What is Data?

Abhayagarwal
11 min readSep 17, 2020

--

Data is a collection of facts, such as numbers, words, measurements, observations or just descriptions of things.

or we can say , Data as a general concept refers to the fact that some existing information or knowledge is represented or coded in some form suitable for better usage or processing.

For example:

The image,video,text we uploaded on any social media is one kind of data.

The sms or mail we do is one kind of data.

So, Have you ever wondered how much data your mobile phone generates in the form of texts , phone calls , Emails , photos , Videos , searches and music ??

Approximately 40 Exa Bytes of Data is get generated every month by a single smart phone user . Amazed ? ..yes its true . Now imagine this no [40 ExaBytes] multiplied by 5 billion smart phone user .40 EB X 5,000,000,000 = 200,000,000,000 EB , its a large large large data . Infact this data is quite a lot for traditional systems to handle and this massive amount of data is what we term as BIGDATA . 40 EB X 5,000,000,000 = 200,000,000,000 EB , its a large large large data . Infact this data is quite a lot for traditional systems to handle and this massive amount of data is what we term as BIGDATA.

Data generated on internet per day:

->2.1 Milllion snaps on SnapChat

->3.8 million Search Queries on google

->1.5 million people log on to the facebook

- >4,5 millions vidoes are watched on you tube.

- >188 million emails are send .

and many many more social media platforms.

In short we say that everything we use in mainly in our daily life is be a type of data.so, there is lots of data.

Data can be qualitative or quantitative:

1)Qualitative data is descriptive information (it describes something)

2)Quantitative data is numerical information (numbers)

Everyone uses data in their day-to-day life but 90% of them are not know where these huge data is actually stored or how these large data can be maintained?

As you noticed that the data is huge and in technical terms this huge amount of Data is causing lots of problems and by combining those problems, we have invented Big Data Problem. Big Data is not a technology, it’s just a name of the problem.

What is Big Data?

Big Data is also data but with a huge size. Big Data is a term used to describe a collection of data that is huge in volume and yet growing exponentially with time. In short such data is so large and complex that none of the traditional data management tools are able to store it or process it efficiently.

Why Big Data?

So, first we know about what launched the big data Era?

Acc. to ,an influential report by a company called McKinsey in 2013 claimed that the area of data science will be the number one catalyst for economic growth. McKinsey identified one of our new opportunities that contributed to the launch of the big data era. A growing torrent of data.
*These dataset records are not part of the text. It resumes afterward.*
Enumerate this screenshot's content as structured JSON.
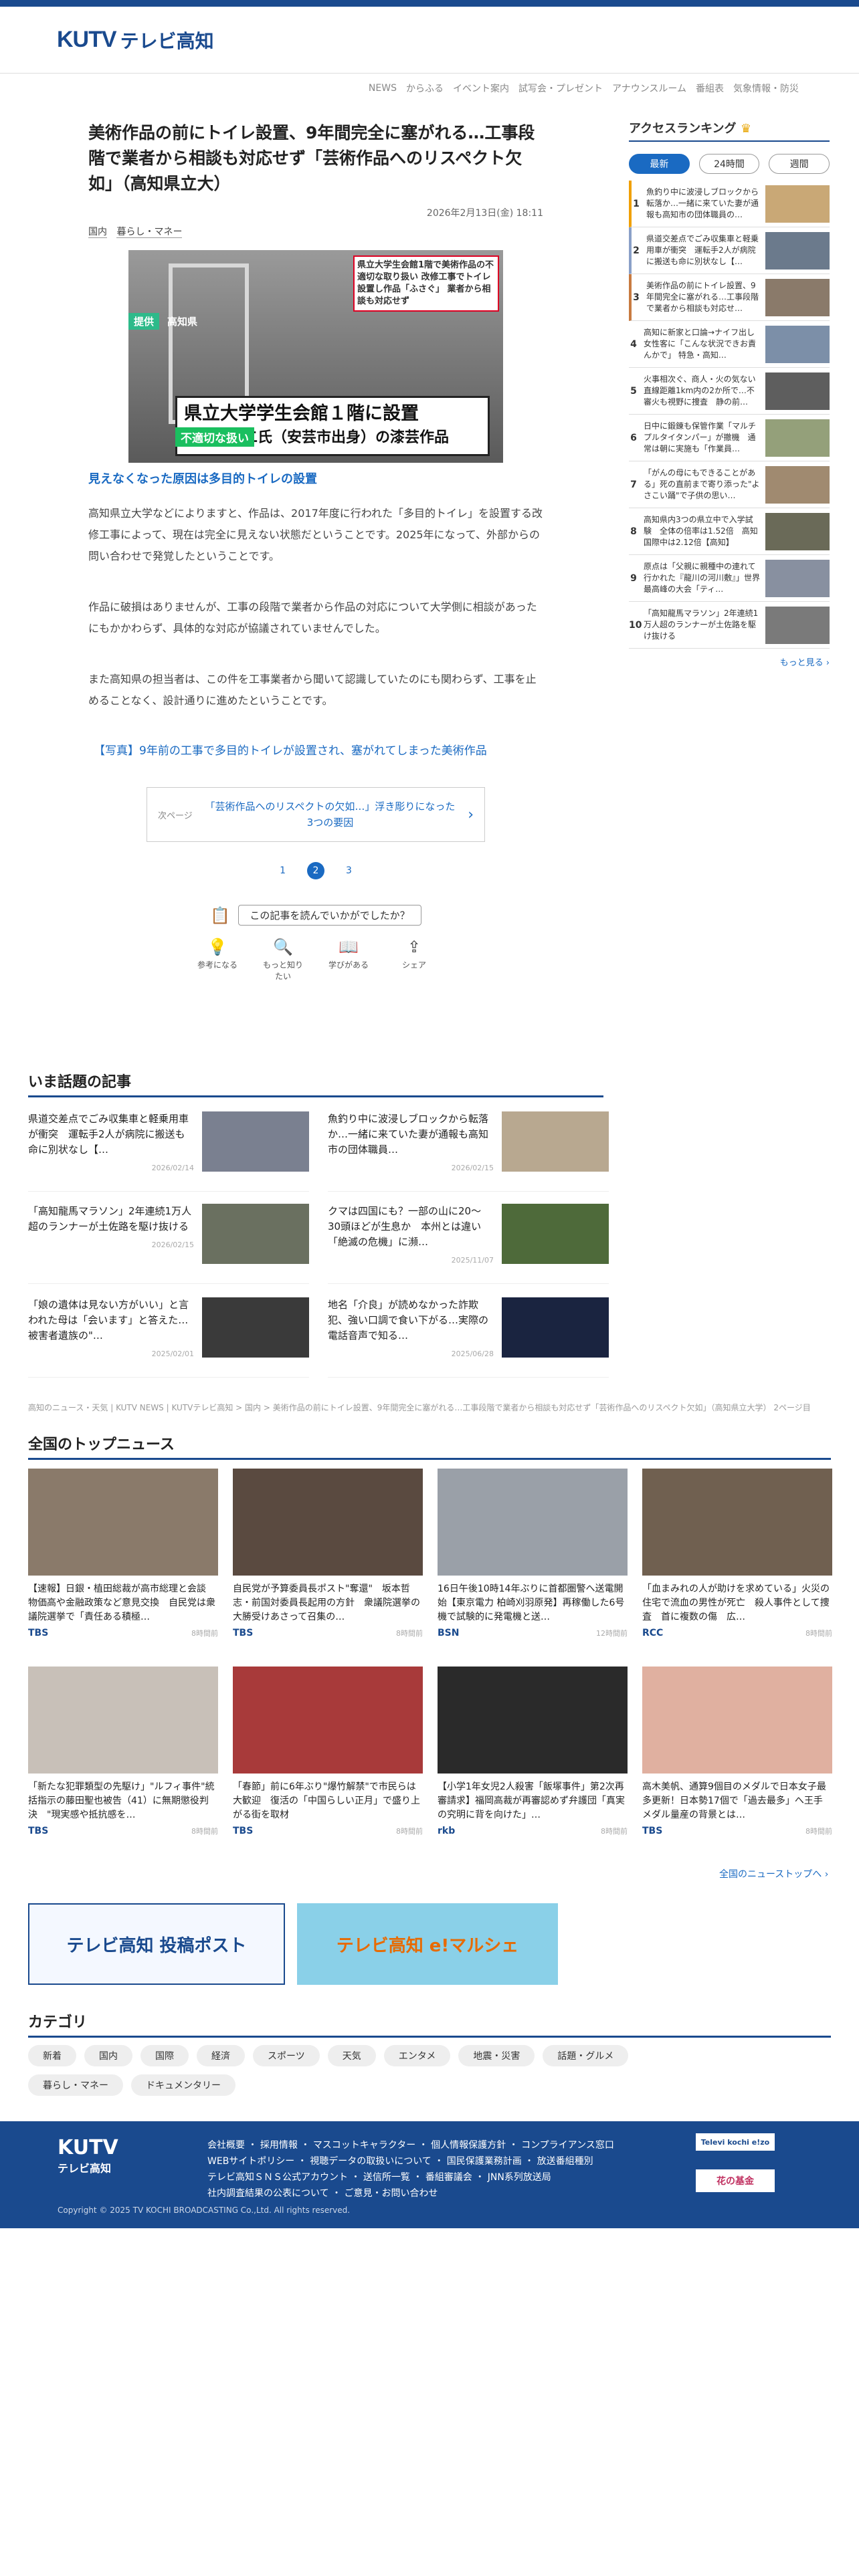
{
  "brand": {
    "logo_en": "KUTV",
    "logo_jp": "テレビ高知"
  },
  "nav": [
    "NEWS",
    "からふる",
    "イベント案内",
    "試写会・プレゼント",
    "アナウンスルーム",
    "番組表",
    "気象情報・防災"
  ],
  "article": {
    "title": "美術作品の前にトイレ設置、9年間完全に塞がれる…工事段階で業者から相談も対応せず「芸術作品へのリスペクト欠如」（高知県立大）",
    "date": "2026年2月13日(金) 18:11",
    "cats": [
      "国内",
      "暮らし・マネー"
    ],
    "image": {
      "caption_top": "県立大学生会館1階で美術作品の不適切な取り扱い 改修工事でトイレ設置し作品「ふさぐ」 業者から相談も対応せず",
      "tag": "不適切な扱い",
      "provider": "提供",
      "place": "高知県",
      "caption_main_1": "県立大学学生会館１階に設置",
      "caption_main_2": "吉田左源二氏（安芸市出身）の漆芸作品"
    },
    "subhead": "見えなくなった原因は多目的トイレの設置",
    "paras": [
      "高知県立大学などによりますと、作品は、2017年度に行われた「多目的トイレ」を設置する改修工事によって、現在は完全に見えない状態だということです。2025年になって、外部からの問い合わせで発覚したということです。",
      "作品に破損はありませんが、工事の段階で業者から作品の対応について大学側に相談があったにもかかわらず、具体的な対応が協議されていませんでした。",
      "また高知県の担当者は、この件を工事業者から聞いて認識していたのにも関わらず、工事を止めることなく、設計通りに進めたということです。"
    ],
    "photo_link": "【写真】9年前の工事で多目的トイレが設置され、塞がれてしまった美術作品",
    "next": {
      "label": "次ページ",
      "text": "「芸術作品へのリスペクトの欠如…」浮き彫りになった3つの要因"
    },
    "pages": [
      "1",
      "2",
      "3"
    ],
    "helpful_q": "この記事を読んでいかがでしたか？",
    "reactions": [
      {
        "icon": "bulb-icon",
        "label": "参考になる"
      },
      {
        "icon": "magnifier-icon",
        "label": "もっと知りたい"
      },
      {
        "icon": "book-icon",
        "label": "学びがある"
      },
      {
        "icon": "share-icon",
        "label": "シェア"
      }
    ]
  },
  "ranking": {
    "title": "アクセスランキング",
    "tabs": [
      "最新",
      "24時間",
      "週間"
    ],
    "items": [
      {
        "n": "1",
        "t": "魚釣り中に波浸しブロックから転落か…一緒に来ていた妻が通報も高知市の団体職員の…"
      },
      {
        "n": "2",
        "t": "県道交差点でごみ収集車と軽乗用車が衝突　運転手2人が病院に搬送も命に別状なし【…"
      },
      {
        "n": "3",
        "t": "美術作品の前にトイレ設置、9年間完全に塞がれる…工事段階で業者から相談も対応せ…"
      },
      {
        "n": "4",
        "t": "高知に新家と口論→ナイフ出し女性客に「こんな状況できお責んかで」 特急・高知…"
      },
      {
        "n": "5",
        "t": "火事相次ぐ、商人・火の気ない直線距離1km内の2か所で…不審火も視野に捜査　静の前…"
      },
      {
        "n": "6",
        "t": "日中に鍛錬も保管作業「マルチプルタイタンパー」が撤機　通常は朝に実施も「作業員…"
      },
      {
        "n": "7",
        "t": "「がんの母にもできることがある」死の直前まで寄り添った\"よさこい踊\"で子供の思い…"
      },
      {
        "n": "8",
        "t": "高知県内3つの県立中で入学試験　全体の倍率は1.52倍　高知国際中は2.12倍【高知】"
      },
      {
        "n": "9",
        "t": "原点は「父親に親種中の連れて行かれた『龍川の河川敷』」世界最高峰の大会「ティ…"
      },
      {
        "n": "10",
        "t": "「高知龍馬マラソン」2年連続1万人超のランナーが土佐路を駆け抜ける"
      }
    ],
    "more": "もっと見る ›"
  },
  "topics": {
    "title": "いま話題の記事",
    "items": [
      {
        "t": "県道交差点でごみ収集車と軽乗用車が衝突　運転手2人が病院に搬送も命に別状なし【…",
        "d": "2026/02/14"
      },
      {
        "t": "魚釣り中に波浸しブロックから転落か…一緒に来ていた妻が通報も高知市の団体職員…",
        "d": "2026/02/15"
      },
      {
        "t": "「高知龍馬マラソン」2年連続1万人超のランナーが土佐路を駆け抜ける",
        "d": "2026/02/15"
      },
      {
        "t": "クマは四国にも？一部の山に20〜30頭ほどが生息か　本州とは違い「絶滅の危機」に瀕…",
        "d": "2025/11/07"
      },
      {
        "t": "「娘の遺体は見ない方がいい」と言われた母は「会います」と答えた…被害者遺族の\"…",
        "d": "2025/02/01"
      },
      {
        "t": "地名「介良」が読めなかった詐欺犯、強い口調で食い下がる…実際の電話音声で知る…",
        "d": "2025/06/28"
      }
    ]
  },
  "breadcrumb": "高知のニュース・天気 | KUTV NEWS | KUTVテレビ高知 > 国内 > 美術作品の前にトイレ設置、9年間完全に塞がれる…工事段階で業者から相談も対応せず「芸術作品へのリスペクト欠如」（高知県立大学） 2ページ目",
  "national": {
    "title": "全国のトップニュース",
    "items": [
      {
        "t": "【速報】日銀・植田総裁が高市総理と会談　物価高や金融政策など意見交換　自民党は衆議院選挙で「責任ある積極…",
        "src": "TBS",
        "ago": "8時間前"
      },
      {
        "t": "自民党が予算委員長ポスト\"奪還\"　坂本哲志・前国対委員長起用の方針　衆議院選挙の大勝受けあさって召集の…",
        "src": "TBS",
        "ago": "8時間前"
      },
      {
        "t": "16日午後10時14年ぶりに首都圏警へ送電開始【東京電力 柏崎刈羽原発】再稼働した6号機で試験的に発電機と送…",
        "src": "BSN",
        "ago": "12時間前"
      },
      {
        "t": "「血まみれの人が助けを求めている」火災の住宅で流血の男性が死亡　殺人事件として捜査　首に複数の傷　広…",
        "src": "RCC",
        "ago": "8時間前"
      },
      {
        "t": "「新たな犯罪類型の先駆け」\"ルフィ事件\"統括指示の藤田聖也被告（41）に無期懲役判決　\"現実感や抵抗感を…",
        "src": "TBS",
        "ago": "8時間前"
      },
      {
        "t": "「春節」前に6年ぶり\"爆竹解禁\"で市民らは大歓迎　復活の「中国らしい正月」で盛り上がる街を取材",
        "src": "TBS",
        "ago": "8時間前"
      },
      {
        "t": "【小学1年女児2人殺害「飯塚事件」第2次再審請求】福岡高裁が再審認めず弁護団「真実の究明に背を向けた」…",
        "src": "rkb",
        "ago": "8時間前"
      },
      {
        "t": "高木美帆、通算9個目のメダルで日本女子最多更新！日本勢17個で「過去最多」へ王手　メダル量産の背景とは…",
        "src": "TBS",
        "ago": "8時間前"
      }
    ],
    "more": "全国のニューストップへ ›"
  },
  "banners": [
    {
      "t": "テレビ高知 投稿ポスト"
    },
    {
      "t": "テレビ高知 e!マルシェ"
    }
  ],
  "categories": {
    "title": "カテゴリ",
    "items": [
      "新着",
      "国内",
      "国際",
      "経済",
      "スポーツ",
      "天気",
      "エンタメ",
      "地震・災害",
      "話題・グルメ",
      "暮らし・マネー",
      "ドキュメンタリー"
    ]
  },
  "footer": {
    "links": [
      "会社概要",
      "採用情報",
      "マスコットキャラクター",
      "個人情報保護方針",
      "コンプライアンス窓口",
      "WEBサイトポリシー",
      "視聴データの取扱いについて",
      "国民保護業務計画",
      "放送番組種別",
      "テレビ高知ＳＮＳ公式アカウント",
      "送信所一覧",
      "番組審議会",
      "JNN系列放送局",
      "社内調査結果の公表について",
      "ご意見・お問い合わせ"
    ],
    "copyright": "Copyright © 2025 TV KOCHI BROADCASTING Co.,Ltd. All rights reserved.",
    "partner1": "Televi kochi e!zo",
    "partner2": "花の基金"
  }
}
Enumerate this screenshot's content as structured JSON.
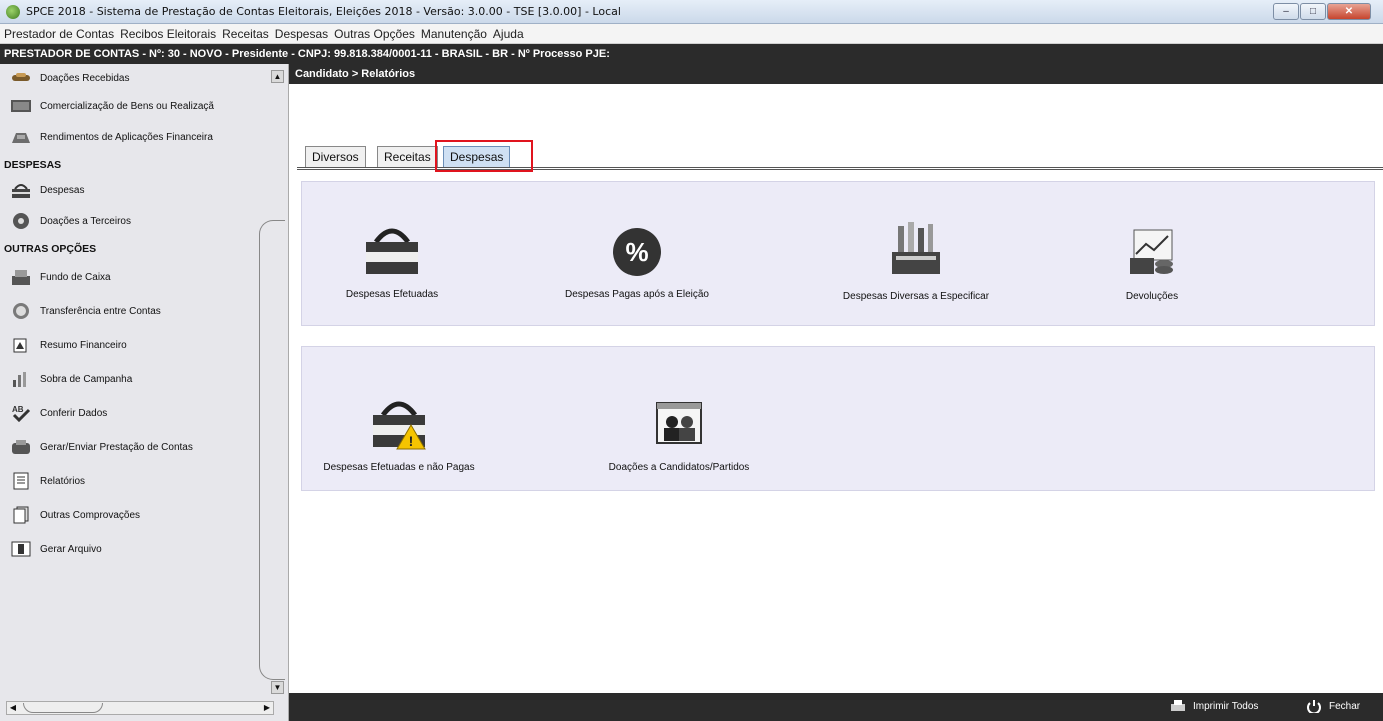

This refers to the idea that data seems to be coming continuously and at a fast rate. Think about this, today you can buy a hard drive to store all the music in the world for only $600. That’s an amazing storage capability over any previous forms of music storage.

In 2010 there were 5 billion mobile phones in use. You can be sure that there are more today and as I’m sure you will understand, these phones and the apps we install on them are a big source of big data, which all the time, every day, contributes to our core.

And Facebook, which recently just set a record of having one billion people login in a single day, has more that 30 billion pieces of content shared every month. Well, that number’s from 2013. So i’m sure that it’s much higher than that now.

Does it make you think how many Facebook shares you made last month? All this leads to projections of serious growth. 40% in global data per year, and 5% in global IT spending. This much data has sure pushed the data science field to start remaining itself and the business world of today.

But, there’s something else contributing to the catalyzing power of data science. It is called cloud computing. We call this on demand computing. Cloud computing is one of the ways in which computing has now become something that we ca do anytime, and anywhere.

You may be surprised to know that some of your favorite apps are from businesses being run from coffee shops. This new ability, combined with our torrent of data, gives us the opportunity to perform novel, dynamic and scalable data analysis, to tell us new things about our world and ourself.

To summarize, a new torrent of big data combined with computing capability anytime, anywhere has been at the core of the launch of the big data era.

Why is Big Data Important ?

>Cost Savings

>Time Reductions

>Understand the market conditions

>Control online reputation

>Using Big Data Analytics to Boost Customer Acquisition and Retention

>Using Big Data Analytics to Solve Advertisers Problem and Offer Marketing Insights

>Big Data Analytics As a Driver of Innovations and Product Development.

Let’s do an deep analysis how companies are using and managing BigData — among some of the biggest companies in the world — Microsoft , Apple , Amazon , Alphabet , Facebook etc.

How Amazon uses big data:

Amazon has thrived by adopting an “everything under one roof” model. However, when faced with such a huge range of options, customers can often feel overwhelmed. They effectively become data-rich, with tons of options, but insight-poor, with little idea about what would be the best purchasing decision for them.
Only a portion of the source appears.